NQCDynamics.jl: A Julia Package for Nonadiabatic Quantum Classical Molecular Dynamics in the Condensed Phase

TL;DR

NQCDynamics.jl is a Julia package that enables simulation of nonadiabatic quantum dynamics in condensed phases, supporting various methods and facilitating code sharing and development.

Contribution

The package offers a flexible framework for semiclassical and mixed quantum-classical dynamics in condensed phase, with interfaces to existing tools and infrastructure for new method development.

Findings

Demonstrated on spin-boson model population dynamics

Applied to H2 scattering on Ag(111) with electronic friction

Supports diverse nonadiabatic simulation methods

Abstract

Accurate and efficient methods to simulate nonadiabatic and quantum nuclear effects in high-dimensional and dissipative systems are crucial for the prediction of chemical dynamics in condensed phase. To facilitate effective development, code sharing and uptake of newly developed dynamics methods, it is important that software implementations can be easily accessed and built upon. Using the Julia programming language, we have developed the NQCDynamics.jl package which provides a framework for established and emerging methods for performing semiclassical and mixed quantum-classical dynamics in condensed phase.
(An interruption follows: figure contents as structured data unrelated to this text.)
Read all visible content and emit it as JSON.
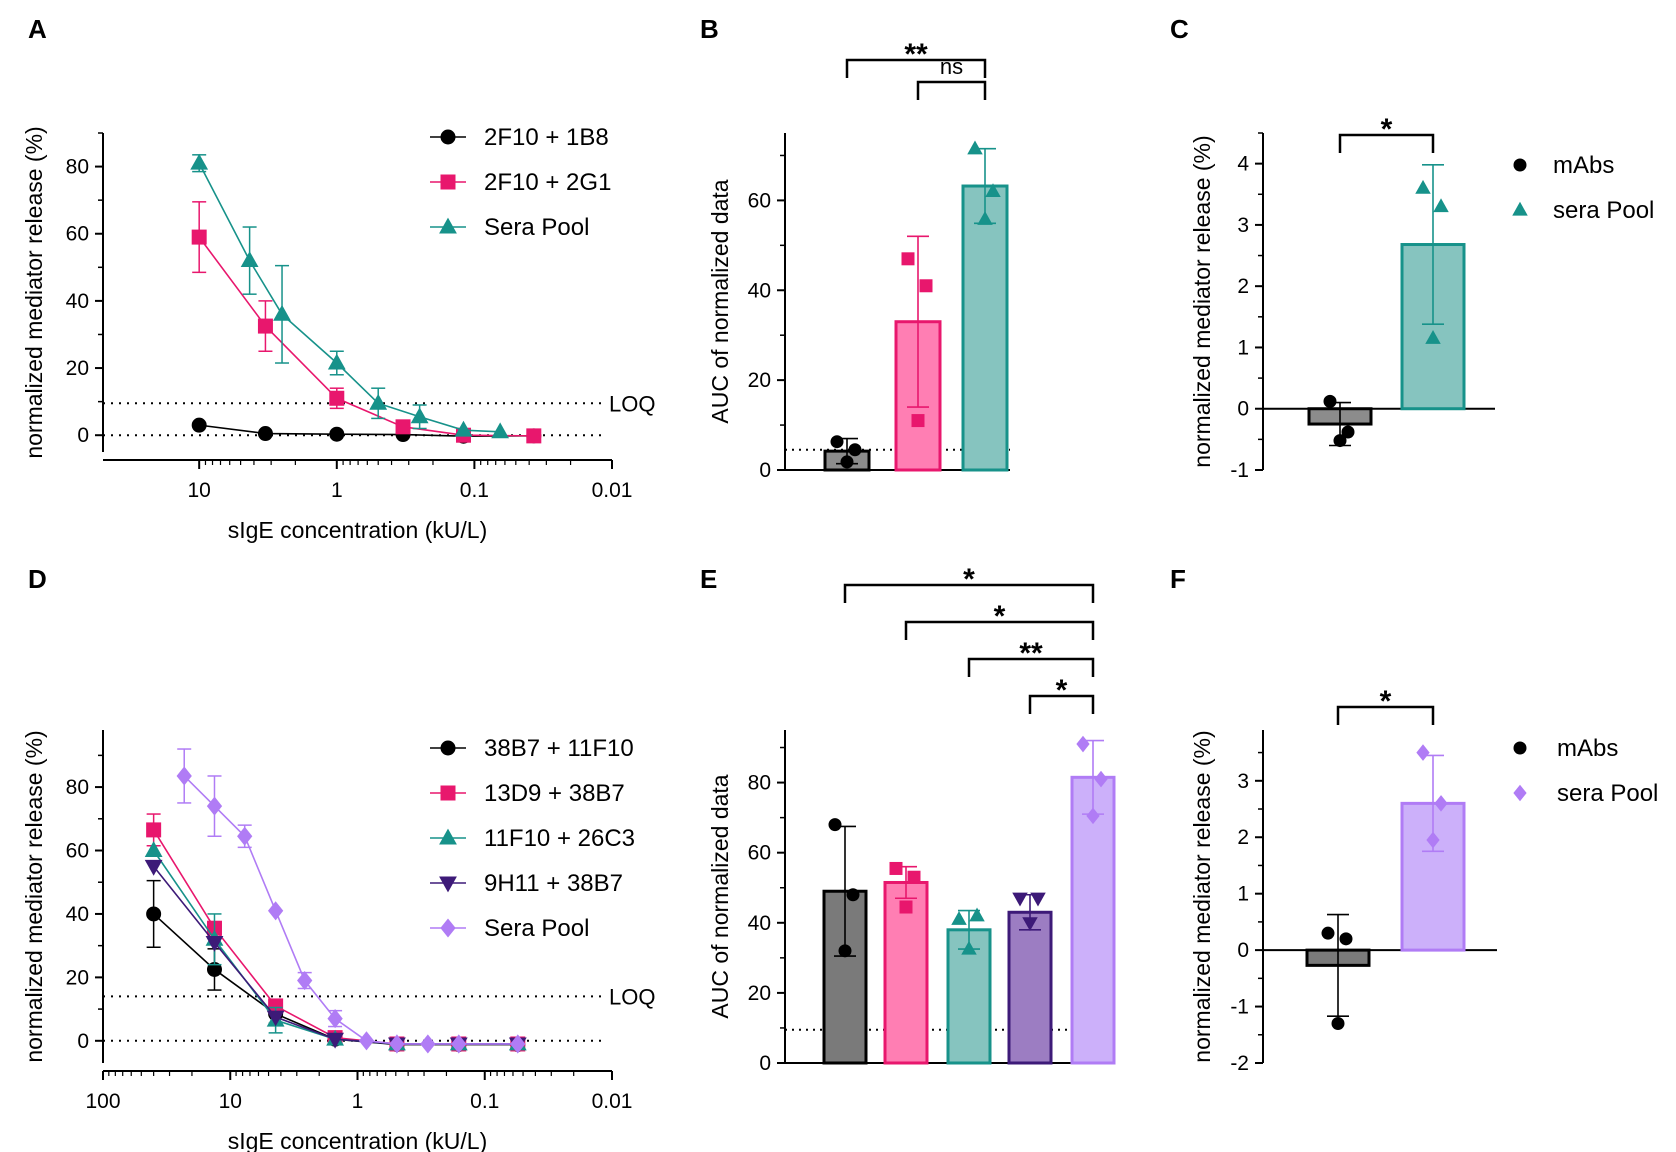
{
  "chart_data": [
    {
      "panel": "A",
      "type": "line",
      "xscale": "log-reversed",
      "xlabel": "sIgE concentration (kU/L)",
      "ylabel": "normalized mediator release (%)",
      "xlim": [
        50,
        0.01
      ],
      "ylim": [
        -5,
        90
      ],
      "xticks": [
        10,
        1,
        0.1,
        0.01
      ],
      "xtick_labels": [
        "10",
        "1",
        "0.1",
        "0.01"
      ],
      "yticks": [
        0,
        20,
        40,
        60,
        80
      ],
      "ytick_labels": [
        "0",
        "20",
        "40",
        "60",
        "80"
      ],
      "ref_lines": [
        {
          "y": 9.5,
          "label": "LOQ"
        },
        {
          "y": 0,
          "label": ""
        }
      ],
      "series": [
        {
          "name": "2F10 + 1B8",
          "color": "#000000",
          "marker": "circle",
          "x": [
            10,
            3.3,
            1,
            0.33,
            0.12,
            0.037
          ],
          "y": [
            3,
            0.5,
            0.3,
            0.2,
            -0.3,
            -0.2
          ],
          "err": [
            0,
            0,
            0,
            0,
            0,
            0
          ]
        },
        {
          "name": "2F10 + 2G1",
          "color": "#e8176d",
          "marker": "square",
          "x": [
            10,
            3.3,
            1,
            0.33,
            0.12,
            0.037
          ],
          "y": [
            59,
            32.5,
            11,
            2.5,
            0,
            -0.2
          ],
          "err": [
            10.5,
            7.5,
            3,
            0,
            0,
            0
          ]
        },
        {
          "name": "Sera Pool",
          "color": "#17928a",
          "marker": "triangle",
          "x": [
            10,
            4.3,
            2.5,
            1,
            0.5,
            0.25,
            0.12,
            0.065
          ],
          "y": [
            81,
            52,
            36,
            21.5,
            9.5,
            5.5,
            1.5,
            1
          ],
          "err": [
            2.5,
            10,
            14.5,
            3.5,
            4.5,
            3.5,
            0,
            0
          ]
        }
      ]
    },
    {
      "panel": "B",
      "type": "bar",
      "ylabel": "AUC of normalized data",
      "ylim": [
        0,
        75
      ],
      "yticks": [
        0,
        20,
        40,
        60
      ],
      "ytick_labels": [
        "0",
        "20",
        "40",
        "60"
      ],
      "ref_lines": [
        {
          "y": 4.5
        }
      ],
      "categories": [
        "2F10 + 1B8",
        "2F10 + 2G1",
        "Sera Pool"
      ],
      "values": [
        4.2,
        33,
        63.2
      ],
      "err": [
        2.8,
        19,
        8.3
      ],
      "fills": [
        "#8c8c8c",
        "#ff7eb3",
        "#86c4bf"
      ],
      "strokes": [
        "#000000",
        "#e8176d",
        "#17928a"
      ],
      "markers": [
        "circle",
        "square",
        "triangle"
      ],
      "points": [
        [
          6.3,
          4.5,
          1.8
        ],
        [
          47,
          41,
          11
        ],
        [
          71.5,
          62,
          55.8
        ]
      ],
      "significance": [
        {
          "from": 0,
          "to": 2,
          "label": "**"
        },
        {
          "from": 1,
          "to": 2,
          "label": "ns"
        }
      ]
    },
    {
      "panel": "C",
      "type": "bar",
      "ylabel": "normalized mediator release (%)",
      "ylim": [
        -1,
        4.5
      ],
      "yticks": [
        -1,
        0,
        1,
        2,
        3,
        4
      ],
      "ytick_labels": [
        "-1",
        "0",
        "1",
        "2",
        "3",
        "4"
      ],
      "categories": [
        "mAbs",
        "sera Pool"
      ],
      "values": [
        -0.25,
        2.68
      ],
      "err": [
        0.35,
        1.3
      ],
      "fills": [
        "#8c8c8c",
        "#86c4bf"
      ],
      "strokes": [
        "#000000",
        "#17928a"
      ],
      "markers": [
        "circle",
        "triangle"
      ],
      "points": [
        [
          0.12,
          -0.38,
          -0.52
        ],
        [
          3.6,
          3.3,
          1.15
        ]
      ],
      "legend": [
        {
          "name": "mAbs",
          "marker": "circle",
          "color": "#000000"
        },
        {
          "name": "sera Pool",
          "marker": "triangle",
          "color": "#17928a"
        }
      ],
      "significance": [
        {
          "from": 0,
          "to": 1,
          "label": "*"
        }
      ]
    },
    {
      "panel": "D",
      "type": "line",
      "xscale": "log-reversed",
      "xlabel": "sIgE concentration (kU/L)",
      "ylabel": "normalized mediator release (%)",
      "xlim": [
        100,
        0.01
      ],
      "ylim": [
        -7,
        98
      ],
      "xticks": [
        100,
        10,
        1,
        0.1,
        0.01
      ],
      "xtick_labels": [
        "100",
        "10",
        "1",
        "0.1",
        "0.01"
      ],
      "yticks": [
        0,
        20,
        40,
        60,
        80
      ],
      "ytick_labels": [
        "0",
        "20",
        "40",
        "60",
        "80"
      ],
      "ref_lines": [
        {
          "y": 14,
          "label": "LOQ"
        },
        {
          "y": 0,
          "label": ""
        }
      ],
      "series": [
        {
          "name": "38B7 + 11F10",
          "color": "#000000",
          "marker": "circle",
          "x": [
            40,
            13.3,
            4.4,
            1.5,
            0.49,
            0.16,
            0.055
          ],
          "y": [
            40,
            22.5,
            8.5,
            0.5,
            -1.2,
            -1.2,
            -1.2
          ],
          "err": [
            10.5,
            6.5,
            3,
            0,
            0,
            0,
            0
          ]
        },
        {
          "name": "13D9 + 38B7",
          "color": "#e8176d",
          "marker": "square",
          "x": [
            40,
            13.3,
            4.4,
            1.5,
            0.49,
            0.16,
            0.055
          ],
          "y": [
            66.5,
            35.5,
            11,
            1,
            -1,
            -1,
            -1
          ],
          "err": [
            5,
            0,
            0,
            0,
            0,
            0,
            0
          ]
        },
        {
          "name": "11F10 + 26C3",
          "color": "#17928a",
          "marker": "triangle",
          "x": [
            40,
            13.3,
            4.4,
            1.5,
            0.49,
            0.16,
            0.055
          ],
          "y": [
            60,
            32,
            6.5,
            0.5,
            -1,
            -1,
            -1
          ],
          "err": [
            0,
            8,
            4,
            0,
            0,
            0,
            0
          ]
        },
        {
          "name": "9H11 + 38B7",
          "color": "#3d1a78",
          "marker": "triangle-down",
          "x": [
            40,
            13.3,
            4.4,
            1.5,
            0.49,
            0.16,
            0.055
          ],
          "y": [
            55,
            31,
            7.5,
            0.5,
            -1,
            -1,
            -1
          ],
          "err": [
            0,
            0,
            0,
            0,
            0,
            0,
            0
          ]
        },
        {
          "name": "Sera Pool",
          "color": "#b07cf5",
          "marker": "diamond",
          "x": [
            23,
            13.3,
            7.7,
            4.4,
            2.6,
            1.5,
            0.85,
            0.49,
            0.28,
            0.16,
            0.055
          ],
          "y": [
            83.5,
            74,
            64.5,
            41,
            19,
            7,
            0,
            -1,
            -1,
            -1,
            -1
          ],
          "err": [
            8.5,
            9.5,
            3.5,
            0,
            2.5,
            2.5,
            0,
            0,
            0,
            0,
            0
          ]
        }
      ]
    },
    {
      "panel": "E",
      "type": "bar",
      "ylabel": "AUC of normalized data",
      "ylim": [
        0,
        95
      ],
      "yticks": [
        0,
        20,
        40,
        60,
        80
      ],
      "ytick_labels": [
        "0",
        "20",
        "40",
        "60",
        "80"
      ],
      "ref_lines": [
        {
          "y": 9.5
        }
      ],
      "categories": [
        "38B7 + 11F10",
        "13D9 + 38B7",
        "11F10 + 26C3",
        "9H11 + 38B7",
        "Sera Pool"
      ],
      "values": [
        49,
        51.5,
        38,
        43,
        81.5
      ],
      "err": [
        18.5,
        4.5,
        5.5,
        5,
        10.5
      ],
      "fills": [
        "#7a7a7a",
        "#ff7eb3",
        "#86c4bf",
        "#9c7dc2",
        "#ccb0fa"
      ],
      "strokes": [
        "#000000",
        "#e8176d",
        "#17928a",
        "#3d1a78",
        "#b07cf5"
      ],
      "markers": [
        "circle",
        "square",
        "triangle",
        "triangle-down",
        "diamond"
      ],
      "points": [
        [
          68,
          48,
          32
        ],
        [
          55.5,
          53,
          44.5
        ],
        [
          41,
          42,
          32.5
        ],
        [
          47,
          47,
          40
        ],
        [
          91,
          81,
          70.5
        ]
      ],
      "significance": [
        {
          "from": 0,
          "to": 4,
          "label": "*"
        },
        {
          "from": 1,
          "to": 4,
          "label": "*"
        },
        {
          "from": 2,
          "to": 4,
          "label": "**"
        },
        {
          "from": 3,
          "to": 4,
          "label": "*"
        }
      ]
    },
    {
      "panel": "F",
      "type": "bar",
      "ylabel": "normalized mediator release (%)",
      "ylim": [
        -2,
        3.9
      ],
      "yticks": [
        -2,
        -1,
        0,
        1,
        2,
        3
      ],
      "ytick_labels": [
        "-2",
        "-1",
        "0",
        "1",
        "2",
        "3"
      ],
      "categories": [
        "mAbs",
        "sera Pool"
      ],
      "values": [
        -0.27,
        2.6
      ],
      "err": [
        0.9,
        0.85
      ],
      "fills": [
        "#7a7a7a",
        "#ccb0fa"
      ],
      "strokes": [
        "#000000",
        "#b07cf5"
      ],
      "markers": [
        "circle",
        "diamond"
      ],
      "points": [
        [
          0.3,
          0.2,
          -1.3
        ],
        [
          3.5,
          2.6,
          1.95
        ]
      ],
      "legend": [
        {
          "name": "mAbs",
          "marker": "circle",
          "color": "#000000"
        },
        {
          "name": "sera Pool",
          "marker": "diamond",
          "color": "#b07cf5"
        }
      ],
      "significance": [
        {
          "from": 0,
          "to": 1,
          "label": "*"
        }
      ]
    }
  ]
}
The code provides several interfaces to existing atomistic simulation frameworks, electronic structure codes, and machine learning representations. In addition to the existing methods, the package provides infrastructure for developing and deploying new dynamics methods which we hope will benefit reproducibility and code sharing in the field of condensed phase quantum dynamics. Herein, we present our code design choices and the specific Julia programming features from which they benefit. We further demonstrate the capabilities of the package on two examples of chemical dynamics in condensed phase: the population dynamics of the spin-boson model as described by a wide variety of semi-classical and mixed quantum-classical nonadiabatic methods and the reactive scattering of H2 on Ag(111) using the Molecular Dynamics with Electronic Friction method. Together, they exemplify the broad scope of the package to study effective model Hamiltonians and realistic atomistic systems.